One of the other fun new things about #UoELTConf18 was that my other talk was a Pecha Kucha. Twenty slides with twenty seconds per slide. I had to write a Pecha Kucha talk differently, and think very carefully about the content of my presentation, as opposed to the style of my presentation.

It’s not groundbreaking to recognise that different formats need different material content, but watching how Twitter can transform my own conference experience has made me think a lot more about the purpose of a conference presentation, and what good content can and cannot make up for.

What my take-home message for all this? Well I have a few. First, I have really started designing my slides with the idea that they should stand-alone, as much as possible. That’s not to say that each slide is made for sharing (see take-home point two), but a combination of simplicity, visual appeal, and a clear idea of what slide is meant to do has helped me a lot recently.

Two – I am clear when I don’t want slides to be shared.
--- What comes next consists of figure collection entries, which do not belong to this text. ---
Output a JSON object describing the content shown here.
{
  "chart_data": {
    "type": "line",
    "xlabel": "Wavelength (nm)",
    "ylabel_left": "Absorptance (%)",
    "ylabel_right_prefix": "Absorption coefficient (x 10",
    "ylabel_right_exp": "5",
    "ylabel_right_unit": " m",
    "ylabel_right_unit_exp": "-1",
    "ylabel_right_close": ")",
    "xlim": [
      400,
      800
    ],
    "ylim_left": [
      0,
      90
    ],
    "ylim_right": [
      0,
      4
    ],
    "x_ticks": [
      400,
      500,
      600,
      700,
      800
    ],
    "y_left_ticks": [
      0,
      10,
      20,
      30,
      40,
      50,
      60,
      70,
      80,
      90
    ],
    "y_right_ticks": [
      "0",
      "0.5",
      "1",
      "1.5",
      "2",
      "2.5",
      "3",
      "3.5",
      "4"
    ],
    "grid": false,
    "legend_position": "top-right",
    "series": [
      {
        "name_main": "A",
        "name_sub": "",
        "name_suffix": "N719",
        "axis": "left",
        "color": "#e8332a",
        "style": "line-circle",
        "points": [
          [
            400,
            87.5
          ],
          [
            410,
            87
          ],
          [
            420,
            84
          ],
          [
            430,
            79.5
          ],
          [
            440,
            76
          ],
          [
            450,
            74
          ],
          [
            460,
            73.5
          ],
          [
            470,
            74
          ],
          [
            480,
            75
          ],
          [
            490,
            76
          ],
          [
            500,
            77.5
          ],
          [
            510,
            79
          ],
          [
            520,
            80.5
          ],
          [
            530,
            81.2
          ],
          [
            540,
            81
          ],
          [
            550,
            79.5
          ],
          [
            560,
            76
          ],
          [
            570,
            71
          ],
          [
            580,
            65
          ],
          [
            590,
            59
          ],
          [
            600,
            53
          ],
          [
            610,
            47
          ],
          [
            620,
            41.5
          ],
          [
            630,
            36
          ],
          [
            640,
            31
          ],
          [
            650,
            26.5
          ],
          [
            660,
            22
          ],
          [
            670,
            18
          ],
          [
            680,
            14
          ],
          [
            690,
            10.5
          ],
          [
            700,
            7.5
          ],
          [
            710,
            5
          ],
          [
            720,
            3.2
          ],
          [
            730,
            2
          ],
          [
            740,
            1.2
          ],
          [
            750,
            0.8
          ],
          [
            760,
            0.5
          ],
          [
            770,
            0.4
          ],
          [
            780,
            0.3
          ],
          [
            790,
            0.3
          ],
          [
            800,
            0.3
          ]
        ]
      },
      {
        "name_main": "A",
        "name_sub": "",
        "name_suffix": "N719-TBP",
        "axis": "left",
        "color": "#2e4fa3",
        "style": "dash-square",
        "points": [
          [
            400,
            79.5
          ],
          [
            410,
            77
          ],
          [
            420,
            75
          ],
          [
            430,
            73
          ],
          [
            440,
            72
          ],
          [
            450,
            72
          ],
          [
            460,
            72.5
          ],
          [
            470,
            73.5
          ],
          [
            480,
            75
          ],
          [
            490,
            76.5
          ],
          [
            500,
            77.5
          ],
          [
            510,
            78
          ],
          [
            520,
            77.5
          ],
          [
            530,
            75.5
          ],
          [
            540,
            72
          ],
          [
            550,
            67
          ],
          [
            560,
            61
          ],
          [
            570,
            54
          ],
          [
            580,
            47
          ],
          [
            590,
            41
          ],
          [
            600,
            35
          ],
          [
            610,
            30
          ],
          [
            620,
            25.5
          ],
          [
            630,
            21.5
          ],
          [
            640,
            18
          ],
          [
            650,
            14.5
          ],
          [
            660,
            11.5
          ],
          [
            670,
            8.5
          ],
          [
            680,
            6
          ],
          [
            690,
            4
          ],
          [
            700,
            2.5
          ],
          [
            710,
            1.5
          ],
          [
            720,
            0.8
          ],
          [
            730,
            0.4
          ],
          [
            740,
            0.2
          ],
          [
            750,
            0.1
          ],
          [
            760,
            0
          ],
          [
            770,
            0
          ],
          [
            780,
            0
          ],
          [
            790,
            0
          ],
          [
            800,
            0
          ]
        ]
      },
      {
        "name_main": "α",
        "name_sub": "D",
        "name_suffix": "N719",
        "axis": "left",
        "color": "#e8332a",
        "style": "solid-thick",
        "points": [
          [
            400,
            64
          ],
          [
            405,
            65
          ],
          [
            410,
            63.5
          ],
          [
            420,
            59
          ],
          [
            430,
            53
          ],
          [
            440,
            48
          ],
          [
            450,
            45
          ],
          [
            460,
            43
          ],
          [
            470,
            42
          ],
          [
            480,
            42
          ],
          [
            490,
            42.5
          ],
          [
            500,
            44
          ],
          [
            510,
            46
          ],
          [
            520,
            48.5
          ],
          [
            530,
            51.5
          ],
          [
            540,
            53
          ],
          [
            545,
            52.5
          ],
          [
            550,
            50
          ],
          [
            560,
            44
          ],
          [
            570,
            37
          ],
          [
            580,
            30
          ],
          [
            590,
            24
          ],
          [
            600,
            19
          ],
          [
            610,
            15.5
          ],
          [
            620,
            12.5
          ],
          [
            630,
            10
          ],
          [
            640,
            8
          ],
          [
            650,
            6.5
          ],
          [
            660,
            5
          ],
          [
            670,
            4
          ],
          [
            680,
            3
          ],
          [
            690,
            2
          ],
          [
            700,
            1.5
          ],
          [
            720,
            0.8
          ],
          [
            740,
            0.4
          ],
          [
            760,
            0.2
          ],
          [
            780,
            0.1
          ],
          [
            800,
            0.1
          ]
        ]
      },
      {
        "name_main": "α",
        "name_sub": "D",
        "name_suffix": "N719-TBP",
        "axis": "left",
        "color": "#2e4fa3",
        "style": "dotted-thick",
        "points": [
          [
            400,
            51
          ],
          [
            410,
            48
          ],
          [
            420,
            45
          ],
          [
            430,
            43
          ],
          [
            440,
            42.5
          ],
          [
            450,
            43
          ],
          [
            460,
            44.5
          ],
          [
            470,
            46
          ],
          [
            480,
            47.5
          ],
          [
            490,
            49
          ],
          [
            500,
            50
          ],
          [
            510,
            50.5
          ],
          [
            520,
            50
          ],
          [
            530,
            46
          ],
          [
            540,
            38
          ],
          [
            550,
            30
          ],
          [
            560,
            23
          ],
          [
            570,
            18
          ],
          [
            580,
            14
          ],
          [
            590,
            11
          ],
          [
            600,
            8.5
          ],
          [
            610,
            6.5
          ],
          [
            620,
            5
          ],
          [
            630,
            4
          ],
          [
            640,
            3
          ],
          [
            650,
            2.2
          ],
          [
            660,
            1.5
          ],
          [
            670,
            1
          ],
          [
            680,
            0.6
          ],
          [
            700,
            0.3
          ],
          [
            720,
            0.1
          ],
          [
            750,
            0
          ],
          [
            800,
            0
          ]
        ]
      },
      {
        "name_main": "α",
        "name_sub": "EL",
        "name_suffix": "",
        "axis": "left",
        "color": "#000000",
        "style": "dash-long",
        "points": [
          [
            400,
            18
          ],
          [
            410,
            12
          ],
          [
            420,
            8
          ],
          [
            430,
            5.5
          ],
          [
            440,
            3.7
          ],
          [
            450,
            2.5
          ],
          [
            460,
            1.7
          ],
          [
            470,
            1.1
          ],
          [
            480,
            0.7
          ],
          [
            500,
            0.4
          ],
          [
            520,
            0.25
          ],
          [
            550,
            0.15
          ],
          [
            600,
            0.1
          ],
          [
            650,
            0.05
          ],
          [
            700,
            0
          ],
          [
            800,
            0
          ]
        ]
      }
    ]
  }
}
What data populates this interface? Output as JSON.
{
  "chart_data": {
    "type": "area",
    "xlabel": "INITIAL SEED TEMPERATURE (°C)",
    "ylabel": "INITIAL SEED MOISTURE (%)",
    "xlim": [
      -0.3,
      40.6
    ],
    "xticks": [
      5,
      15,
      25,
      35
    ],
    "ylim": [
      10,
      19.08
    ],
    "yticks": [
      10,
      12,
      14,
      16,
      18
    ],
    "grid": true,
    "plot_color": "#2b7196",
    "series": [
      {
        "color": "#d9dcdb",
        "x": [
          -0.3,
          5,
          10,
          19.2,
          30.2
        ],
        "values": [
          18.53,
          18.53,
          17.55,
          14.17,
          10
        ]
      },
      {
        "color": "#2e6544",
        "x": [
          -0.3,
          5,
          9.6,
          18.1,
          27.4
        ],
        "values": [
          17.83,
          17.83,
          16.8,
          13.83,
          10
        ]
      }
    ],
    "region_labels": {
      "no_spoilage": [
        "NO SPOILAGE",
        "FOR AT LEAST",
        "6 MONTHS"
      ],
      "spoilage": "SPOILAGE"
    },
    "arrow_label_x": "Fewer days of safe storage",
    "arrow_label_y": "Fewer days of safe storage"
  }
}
I have a little graphic I use to indicate when I would rather a slide not be shared on Twitter, i.e. because I feel the data is confidential, or inappropriate to have an isolated question around. I forgot this in a recent slide deck and reminded my audience verbally instead, and they were very happy to acquiesce. As an aside, I think this might also be something we lecturers might want to consider as lecture recording becomes more wide spread. There’s no harm in a visual reminder sometimes.

And third, I’m going to try and generally remember that improvement happens when you push yourself. Without being a little self-critical, I can’t get better. And if someone picks up on the ‘wrong’ slide once or twice along the way, well they might have just been looking for something else entirely.